Having A Mental Illness Doesn’t Automatically Mean You Have All Mental Illnesses

Mental illness. What a weirdly inappropriate term. How is it that people with mental illnesses are still all grouped together like some dysfunctional rabble of lunatics? It’s 2018, man. Mental illness shouldn’t mean anything more than illness.

And yet it does.

At least once a week, someone asks me whether or not it’s difficult to live with anxiety and depression. I’m sure it bloody is. I don’t know though, or at least not from personal experience. I am lucky enough to never have had depression. Anxiety, yes. Depression, no. 

There are many many different kinds of mental illness, just like there are different physical illnesses and having one of them does not automatically earn you another. 

It isn’t that people mean to be ignorant about it when they ask, I’m sure. It’s a lack of education and awareness that surrounds a lot of mental illness and if you haven’t been diagnosed with one (or maybe even if you have) you’re probably lucky enough not to have to think about it at all.

Not thinking about something at all often means that there’s no motivation to try to seek any of the information about it that’s out there. It is unlikely though, that you’ll never come across a mental illness, whether it be your own, or someone you love’s. 

Saying you don’t know much about mental illness, is every bit as silly as saying you don’t know anything about illness. I’m hoping that by venturing onto my blog in the first place you’re at least somewhat interested in what it might be like for someone to live with anxiety, but please know that it’s as important not to assume someone with anxiety has depression as it is not to assume that someone with Multiple Sclerosis has Irritable Bowel Disease. 

Even before I started this blog, I knew several people who lived with anxiety every day.
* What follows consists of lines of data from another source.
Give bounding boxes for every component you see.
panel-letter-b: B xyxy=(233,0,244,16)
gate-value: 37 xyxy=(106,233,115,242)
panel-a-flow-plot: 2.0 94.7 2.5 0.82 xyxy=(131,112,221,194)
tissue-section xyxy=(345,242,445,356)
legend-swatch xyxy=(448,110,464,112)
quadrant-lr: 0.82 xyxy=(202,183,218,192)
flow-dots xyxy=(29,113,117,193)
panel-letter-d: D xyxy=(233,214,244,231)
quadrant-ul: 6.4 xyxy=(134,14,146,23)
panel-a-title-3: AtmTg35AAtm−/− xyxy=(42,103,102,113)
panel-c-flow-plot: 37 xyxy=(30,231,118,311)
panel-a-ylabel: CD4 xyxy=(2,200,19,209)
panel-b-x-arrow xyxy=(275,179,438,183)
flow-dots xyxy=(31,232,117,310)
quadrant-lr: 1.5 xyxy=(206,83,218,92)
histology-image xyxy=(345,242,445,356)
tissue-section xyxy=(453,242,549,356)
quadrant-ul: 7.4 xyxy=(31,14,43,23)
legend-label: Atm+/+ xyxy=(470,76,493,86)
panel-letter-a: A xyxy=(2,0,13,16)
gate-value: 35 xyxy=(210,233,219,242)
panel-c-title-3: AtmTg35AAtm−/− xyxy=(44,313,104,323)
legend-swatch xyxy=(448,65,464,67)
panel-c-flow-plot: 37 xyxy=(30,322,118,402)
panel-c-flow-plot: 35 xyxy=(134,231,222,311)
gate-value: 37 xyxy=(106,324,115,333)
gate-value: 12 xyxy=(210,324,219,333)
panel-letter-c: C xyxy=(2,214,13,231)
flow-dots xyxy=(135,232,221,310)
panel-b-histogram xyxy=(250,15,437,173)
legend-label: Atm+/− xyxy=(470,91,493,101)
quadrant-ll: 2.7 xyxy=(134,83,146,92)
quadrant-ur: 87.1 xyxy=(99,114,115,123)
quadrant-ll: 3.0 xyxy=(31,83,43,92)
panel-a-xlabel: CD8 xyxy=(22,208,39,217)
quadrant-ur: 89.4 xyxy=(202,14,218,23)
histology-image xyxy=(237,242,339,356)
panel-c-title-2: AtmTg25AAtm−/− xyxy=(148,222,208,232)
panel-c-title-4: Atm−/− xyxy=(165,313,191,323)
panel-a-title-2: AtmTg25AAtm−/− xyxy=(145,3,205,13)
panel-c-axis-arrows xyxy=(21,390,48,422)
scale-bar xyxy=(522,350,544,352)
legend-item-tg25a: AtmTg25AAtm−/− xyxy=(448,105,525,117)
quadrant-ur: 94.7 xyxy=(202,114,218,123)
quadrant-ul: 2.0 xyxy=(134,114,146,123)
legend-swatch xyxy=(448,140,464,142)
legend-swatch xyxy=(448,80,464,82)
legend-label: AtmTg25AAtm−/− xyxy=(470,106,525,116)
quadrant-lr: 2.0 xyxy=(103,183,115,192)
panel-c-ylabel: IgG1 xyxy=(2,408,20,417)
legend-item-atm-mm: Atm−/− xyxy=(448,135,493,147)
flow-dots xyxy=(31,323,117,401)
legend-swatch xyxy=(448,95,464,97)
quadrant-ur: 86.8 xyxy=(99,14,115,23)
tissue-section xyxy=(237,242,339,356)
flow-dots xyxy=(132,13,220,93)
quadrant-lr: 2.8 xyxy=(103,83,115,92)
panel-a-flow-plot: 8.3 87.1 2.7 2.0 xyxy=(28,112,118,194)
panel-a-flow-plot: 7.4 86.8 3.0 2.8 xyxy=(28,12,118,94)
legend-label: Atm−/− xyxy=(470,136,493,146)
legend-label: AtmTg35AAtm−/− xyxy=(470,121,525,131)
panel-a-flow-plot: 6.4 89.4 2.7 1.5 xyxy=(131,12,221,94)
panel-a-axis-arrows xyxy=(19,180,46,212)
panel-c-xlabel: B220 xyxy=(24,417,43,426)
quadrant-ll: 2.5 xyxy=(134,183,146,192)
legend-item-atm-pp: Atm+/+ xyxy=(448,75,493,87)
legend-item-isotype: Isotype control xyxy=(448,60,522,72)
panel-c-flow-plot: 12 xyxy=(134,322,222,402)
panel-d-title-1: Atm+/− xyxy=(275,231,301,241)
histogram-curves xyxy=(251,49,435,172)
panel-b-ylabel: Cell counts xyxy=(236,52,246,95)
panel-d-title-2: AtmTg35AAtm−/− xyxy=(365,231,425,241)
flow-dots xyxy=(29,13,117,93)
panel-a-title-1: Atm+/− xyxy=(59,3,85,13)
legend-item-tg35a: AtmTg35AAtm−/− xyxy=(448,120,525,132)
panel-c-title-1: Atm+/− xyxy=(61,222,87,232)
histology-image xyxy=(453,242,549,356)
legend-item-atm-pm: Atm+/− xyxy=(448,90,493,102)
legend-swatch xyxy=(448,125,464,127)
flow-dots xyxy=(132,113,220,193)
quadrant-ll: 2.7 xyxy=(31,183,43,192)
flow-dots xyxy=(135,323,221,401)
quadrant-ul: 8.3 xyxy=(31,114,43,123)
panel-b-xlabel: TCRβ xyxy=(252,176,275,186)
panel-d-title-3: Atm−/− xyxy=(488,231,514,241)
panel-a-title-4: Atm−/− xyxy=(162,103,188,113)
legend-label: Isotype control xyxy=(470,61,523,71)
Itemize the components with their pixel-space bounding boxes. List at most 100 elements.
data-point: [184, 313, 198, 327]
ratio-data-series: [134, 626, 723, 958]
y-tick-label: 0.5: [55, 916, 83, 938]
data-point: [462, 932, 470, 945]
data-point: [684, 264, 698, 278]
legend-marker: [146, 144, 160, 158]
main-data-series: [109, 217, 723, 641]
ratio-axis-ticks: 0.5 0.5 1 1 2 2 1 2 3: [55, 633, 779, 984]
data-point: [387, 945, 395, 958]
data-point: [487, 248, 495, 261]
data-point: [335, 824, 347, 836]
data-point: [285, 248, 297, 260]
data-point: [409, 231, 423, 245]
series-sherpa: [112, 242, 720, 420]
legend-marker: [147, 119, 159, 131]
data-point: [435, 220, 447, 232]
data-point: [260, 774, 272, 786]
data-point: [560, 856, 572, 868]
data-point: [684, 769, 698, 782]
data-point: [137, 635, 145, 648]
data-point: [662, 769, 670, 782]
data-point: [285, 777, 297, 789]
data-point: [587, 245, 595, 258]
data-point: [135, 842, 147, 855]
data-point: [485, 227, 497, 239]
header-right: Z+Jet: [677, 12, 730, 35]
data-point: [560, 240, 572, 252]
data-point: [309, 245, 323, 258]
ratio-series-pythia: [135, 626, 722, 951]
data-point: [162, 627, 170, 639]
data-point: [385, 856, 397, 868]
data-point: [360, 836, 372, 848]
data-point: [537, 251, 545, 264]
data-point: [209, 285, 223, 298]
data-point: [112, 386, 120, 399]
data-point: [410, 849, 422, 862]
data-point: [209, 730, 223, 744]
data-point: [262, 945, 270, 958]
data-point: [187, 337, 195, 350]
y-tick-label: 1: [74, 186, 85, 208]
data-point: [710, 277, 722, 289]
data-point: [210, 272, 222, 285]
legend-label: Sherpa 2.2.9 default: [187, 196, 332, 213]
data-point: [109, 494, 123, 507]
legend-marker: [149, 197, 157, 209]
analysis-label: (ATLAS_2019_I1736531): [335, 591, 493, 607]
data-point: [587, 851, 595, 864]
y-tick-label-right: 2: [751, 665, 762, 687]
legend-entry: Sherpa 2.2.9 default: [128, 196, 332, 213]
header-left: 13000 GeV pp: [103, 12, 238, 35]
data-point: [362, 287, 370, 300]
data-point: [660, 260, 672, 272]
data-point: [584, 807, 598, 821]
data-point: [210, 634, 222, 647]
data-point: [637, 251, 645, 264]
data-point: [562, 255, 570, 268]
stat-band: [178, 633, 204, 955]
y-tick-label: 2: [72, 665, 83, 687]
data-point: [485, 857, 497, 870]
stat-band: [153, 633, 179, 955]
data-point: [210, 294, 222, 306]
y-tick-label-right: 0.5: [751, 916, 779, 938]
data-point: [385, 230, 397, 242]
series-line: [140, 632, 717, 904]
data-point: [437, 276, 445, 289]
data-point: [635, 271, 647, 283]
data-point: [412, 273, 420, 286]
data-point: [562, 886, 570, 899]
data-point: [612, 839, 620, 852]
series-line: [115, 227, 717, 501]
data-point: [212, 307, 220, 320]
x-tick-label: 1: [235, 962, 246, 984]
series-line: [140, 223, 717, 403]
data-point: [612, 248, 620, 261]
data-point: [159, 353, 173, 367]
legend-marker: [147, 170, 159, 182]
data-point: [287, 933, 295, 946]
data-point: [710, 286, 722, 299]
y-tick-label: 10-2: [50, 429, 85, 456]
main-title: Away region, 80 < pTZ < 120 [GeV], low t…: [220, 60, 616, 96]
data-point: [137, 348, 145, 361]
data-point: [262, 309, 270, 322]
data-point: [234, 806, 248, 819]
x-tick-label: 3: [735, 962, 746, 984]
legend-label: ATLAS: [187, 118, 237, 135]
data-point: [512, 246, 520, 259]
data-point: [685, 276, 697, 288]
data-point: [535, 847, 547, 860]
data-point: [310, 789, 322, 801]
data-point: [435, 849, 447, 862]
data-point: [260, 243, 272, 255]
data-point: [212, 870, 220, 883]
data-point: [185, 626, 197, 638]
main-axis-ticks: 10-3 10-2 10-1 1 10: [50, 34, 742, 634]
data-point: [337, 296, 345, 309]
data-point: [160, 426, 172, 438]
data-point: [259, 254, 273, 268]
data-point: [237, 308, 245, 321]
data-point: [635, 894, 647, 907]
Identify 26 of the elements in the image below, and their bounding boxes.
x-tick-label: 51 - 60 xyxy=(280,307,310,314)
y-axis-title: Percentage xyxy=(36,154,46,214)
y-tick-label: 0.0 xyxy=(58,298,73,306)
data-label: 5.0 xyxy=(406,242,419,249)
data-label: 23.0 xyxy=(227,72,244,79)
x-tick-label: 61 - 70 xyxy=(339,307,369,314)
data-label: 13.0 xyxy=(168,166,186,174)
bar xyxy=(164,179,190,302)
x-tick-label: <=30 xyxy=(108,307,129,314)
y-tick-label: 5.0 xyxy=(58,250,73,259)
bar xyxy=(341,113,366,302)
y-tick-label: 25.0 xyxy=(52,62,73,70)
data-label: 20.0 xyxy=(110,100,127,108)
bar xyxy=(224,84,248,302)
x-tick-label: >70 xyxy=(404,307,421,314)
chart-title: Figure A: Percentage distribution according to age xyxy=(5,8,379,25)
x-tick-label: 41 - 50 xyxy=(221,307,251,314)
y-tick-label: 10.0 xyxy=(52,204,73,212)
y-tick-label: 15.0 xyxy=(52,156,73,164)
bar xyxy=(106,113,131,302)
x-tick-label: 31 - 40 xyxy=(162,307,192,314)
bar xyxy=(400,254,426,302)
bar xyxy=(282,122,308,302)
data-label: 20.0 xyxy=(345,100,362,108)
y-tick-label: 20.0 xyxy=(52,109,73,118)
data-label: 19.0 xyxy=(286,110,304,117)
I now know that many more people who I have known a long time also live with anxiety. And I have found that people with other mental illnesses are more likely to open up to me too. 

Why? If what we’re going through isn’t the same thing, then why have they opened up to me? 

Well, I think first and foremost it’s a matter of being united by the fact that the majority of people we encounter in every day life don’t know what it is to live with a chronic illness. Knowing what it feels like to have to explain how much of a drain that can be, awakens a desire to be kind, to show compassion and to try to empathise as much as possible with people who have equally different paths to walk. 

My own experiences with anxiety meant that I wanted to understand and help, when a good friend of mine was diagnosed with ME and that I’m drawn to people who have had slightly harder times of it than your average Joe. 

There are so many different kinds of illnesses that people could be talking about when they say mental illness, and the best thing you can possibly do is to ask, rather than assume. I’m absolutely NOT a medical professional, or an expert on anxiety, but I am an expert in my own life and I can tell you that it is difficult sometimes to be repeatedly misunderstood. I feel the need to try to explain to people that I’m not depressed (and when has anyone looked less happy than when they are trying to explain to you that they are?). 

I have multiple kinds of anxiety disorders, which include but are not limited to: 

  • Generalised Anxiety Disorder – characterised by an intense level of worry about day to day things, like social occasions, money, people, etc
  • Panic Disorder – Recurring panic attacks
  • C-PTSD – Complex Post Traumatic Stress Disorder, brought on by repeated exposure to trauma
  • Illness Anxiety Disorder – hypochondria
  • The “checking”  part of OCD – disproportionate worrying about doors being unlocked, repeatedly checking my dog is OK, etc

There are also other types of anxiety disorder. In addition to these, there are many many other different kinds of mental illness.

The list is extensive, and that’s just the tip of the mental illness iceberg, but I really hope it gives you some idea of just how unspecific a phrase mental illness is. And just like you’d ask someone who said they were ill what’s wrong, it’s also definitely OK (if not encouraged) to ask follow up questions when you learn that you or someone you know is mentally ill. 

I lend my mind and my platform to multiple conditions that I think deserve more attention, you may have already heard my podcast about Alzheimer’s (if not, you can listen here), because I really believe that the more we talk about these things, the easier they become to live with for those of us who have no choice. 

I hope that in time, enough of us will have opened our minds, ears and hearts to understanding each other, that we can stop banging the mental illness drum and actually start talking in enough detail and with enough knowledge about these chronic and debilitating conditions that we can make a real difference to those affected by them. Until then, we’ll have to just keep singing loudly from the same hymn sheet in order to get our voices heard.